Lakshmi continued to work hard at developing her skills which lead to the option to take English classes as well, now not only has Lakshmi gained confidence in computers but also speaking in both Hindi and English. Her confidence lead her to ask her instructor if she could participate in the teacher training program. Lakshmi completed the teacher training program and now teaches new students computer skills.

Present Day

Lakshmi uses her earnings to support her family and is grateful that her family supports her aspirations. She is now enrolled in college and is working towards a B.A. in the Arts. Her passion for education has not diminished and she is so happy to be able to share that with others and be a respected teacher in her community.

 

*names are changed for privacy

May 9, 2019

A story of Two Sisters

Shadhika is committed to help me get a great job. I was the only one chosen by BSE who had not studied through prestigious English medium school. But I had attended NGO Vacha’s programme of life skills for girls. I had gone to a Municipal school for the poor and lived in a room in a slum, a hutment colony. I was about to complete an exam when I gave the first interview. BSE even waived the course fee for me.

 

My sister, a pharmacy graduate now, and I both received Shadhika scholarships that were inclusive of many important things including the course fee, money for travel and for dressing decently with proper clothes and shoes, coaching where needed, and we received a computer lap top of our own! We simply loved it when we could also pay for important site visits and an overnight stay. All this made a lot of difference. We felt confident. People would not point us out as slum kids.

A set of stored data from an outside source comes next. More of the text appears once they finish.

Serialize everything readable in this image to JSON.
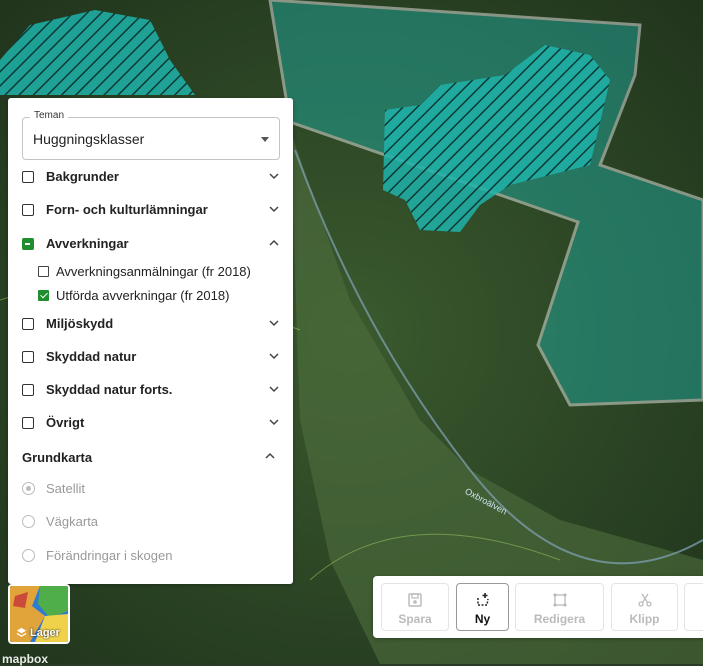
{
  "panel": {
    "theme": {
      "legend": "Teman",
      "value": "Huggningsklasser"
    },
    "layers": [
      {
        "label": "Bakgrunder",
        "state": "unchecked",
        "expanded": false
      },
      {
        "label": "Forn- och kulturlämningar",
        "state": "unchecked",
        "expanded": false
      },
      {
        "label": "Avverkningar",
        "state": "partial",
        "expanded": true,
        "children": [
          {
            "label": "Avverkningsanmälningar (fr 2018)",
            "checked": false
          },
          {
            "label": "Utförda avverkningar (fr 2018)",
            "checked": true
          }
        ]
      },
      {
        "label": "Miljöskydd",
        "state": "unchecked",
        "expanded": false
      },
      {
        "label": "Skyddad natur",
        "state": "unchecked",
        "expanded": false
      },
      {
        "label": "Skyddad natur forts.",
        "state": "unchecked",
        "expanded": false
      },
      {
        "label": "Övrigt",
        "state": "unchecked",
        "expanded": false
      }
    ],
    "basemap": {
      "title": "Grundkarta",
      "options": [
        {
          "label": "Satellit",
          "selected": true
        },
        {
          "label": "Vägkarta",
          "selected": false
        },
        {
          "label": "Förändringar i skogen",
          "selected": false
        }
      ]
    }
  },
  "layers_button": {
    "label": "Lager"
  },
  "attribution": "mapbox",
  "river_label": "Oxbroälven",
  "toolbar": {
    "tools": [
      {
        "label": "Spara",
        "icon": "save-icon",
        "active": false
      },
      {
        "label": "Ny",
        "icon": "new-shape-icon",
        "active": true
      },
      {
        "label": "Redigera",
        "icon": "edit-shape-icon",
        "active": false
      },
      {
        "label": "Klipp",
        "icon": "scissors-icon",
        "active": false
      }
    ]
  },
  "colors": {
    "accent": "#1e8e2e",
    "polygon_fill": "#1fb3aa",
    "polygon_outline": "#ffffff"
  }
}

All girls receiving Shadhika scholarship were safe from the danger of early marriage. They were not a burden to the family.

 

Usually a scholarship just pays the college fee. Shadhika gave us actually fellowships…not just because of our good grades but also because of our active role in the community. Today I am about to complete a special course by Bombay Stock Exchange (BSE) to train in investment banking. I am fully aware that this happened because of Shadhika’s support at the crucial time when I completed high school.
Ours is a very conservative caste/ community. My sister and I are the first college graduates in it. Now my uncle, my father’s brother has also admitted his daughter to college. He no longer believes a college girl goes astray. Shadhika has remained in touch with us all through and that has kept up our morale. They also conducted a graduation ceremony of Shadhika fellows. Our parents were overcome and wept. They have made us promise that our first salaries will go towards supporting a girl in need.